The first operation c += b is an in-place operation. In other words, it is equivalent to c = type(c).__iadd__(c, b) which does the addition according to type of c , which is not a masked array, hence the data of b used as unmasked.

On the other hand, d = d + b is equivalent to d = np.MaskedArray.__add__(d, b) (to be more particular, since masked arrays are a subclass of ndarrays, it uses __radd__ ) and is NOT an in-place assignment. This means it creates a new object and uses the wider type on the right hand side of the equation when adding and hence converts d (which is an unmasked array) to a masked array (because b is a masked array), therefore the addition uses valid values only (which in this case there is none since ALL elements of b are masked and invalid). This results in a masked array d with same mask as b while the data of d remains unchanged.

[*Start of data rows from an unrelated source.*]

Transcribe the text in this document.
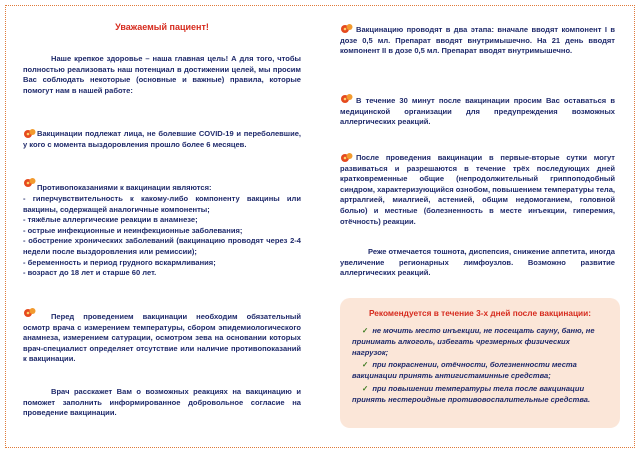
Уважаемый пациент!

Наше крепкое здоровье – наша главная цель! А для того, чтобы полностью реализовать наш потенциал в достижении целей, мы просим Вас соблюдать некоторые (основные и важные) правила, которые помогут нам в нашей работе:

Вакцинации подлежат лица, не болевшие COVID-19 и переболевшие, у кого с момента выздоровления прошло более 6 месяцев.

Противопоказаниями к вакцинации являются:

- гиперчувствительность к какому-либо компоненту вакцины или вакцины, содержащей аналогичные компоненты;
- тяжёлые аллергические реакции в анамнезе;
- острые инфекционные и неинфекционные заболевания;
- обострение хронических заболеваний (вакцинацию проводят через 2-4 недели после выздоровления или ремиссии);
- беременность и период грудного вскармливания;
- возраст до 18 лет и старше 60 лет.

Перед проведением вакцинации необходим обязательный осмотр врача с измерением температуры, сбором эпидемиологического анамнеза, измерением сатурации, осмотром зева на основании которых врач-специалист определяет отсутствие или наличие противопоказаний к вакцинации.

Врач расскажет Вам о возможных реакциях на вакцинацию и поможет заполнить информированное добровольное согласие на проведение вакцинации.

Вакцинацию проводят в два этапа: вначале вводят компонент I в дозе 0,5 мл. Препарат вводят внутримышечно. На 21 день вводят компонент II в дозе 0,5 мл. Препарат вводят внутримышечно.

В течение 30 минут после вакцинации просим Вас оставаться в медицинской организации для предупреждения возможных аллергических реакций.

После проведения вакцинации в первые-вторые сутки могут развиваться и разрешаются в течение трёх последующих дней кратковременные общие (непродолжительный гриппоподобный синдром, характеризующийся ознобом, повышением температуры тела, артралгией, миалгией, астенией, общим недомоганием, головной болью) и местные (болезненность в месте инъекции, гиперемия, отёчность) реакции.

Реже отмечается тошнота, диспепсия, снижение аппетита, иногда увеличение регионарных лимфоузлов. Возможно развитие аллергических реакций.

Рекомендуется в течение 3-х дней после вакцинации:
✓ не мочить место инъекции, не посещать сауну, баню, не принимать алкоголь, избегать чрезмерных физических нагрузок;
✓ при покраснении, отёчности, болезненности места вакцинации принять антигистаминные средства;
✓ при повышении температуры тела после вакцинации принять нестероидные противовоспалительные средства.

This difference in behavior is not Numpy specific and applies to python itself too. The case mentioned in the question by OP has similar behavior, and as @alaniwi mentioned in the comments, the boolean indexing with mask a is not fundamental to the behavior. Using a to mask elements of b , c , and d is only limiting the assignment to masked elements by a (rather than all elements of arrays) and nothing more.

To makes things a bit more interesting and in fact clearer, lets switch the places of b and d on the right hand side:

e = np.zeros(b.shape)
#e: [0. 0. 0. 0. 0. 0. 0. 0. 0. 0. 0. 0. 0. 0. 0. 0. 0. 0. 0. 0.]

e = b + e
#e: [-- -- -- -- -- -- -- -- -- -- -- -- -- -- -- -- -- -- -- --]
#e.data: [ 0.  1.  2.  3.  4.  5.  6.  7.  8.  9. 10. 11. 12. 13. 14. 15. 16. 17. 18. 19.]

Note that, similar to d = d + b , the right hand side uses masked array __add__ function, so the output is a masked array, but since you are adding e to b (aka e = np.MaskedArray.__add__(b, e) ), the masked data of b is returned, while in d = d + b , you are adding b to d and data of d is returned.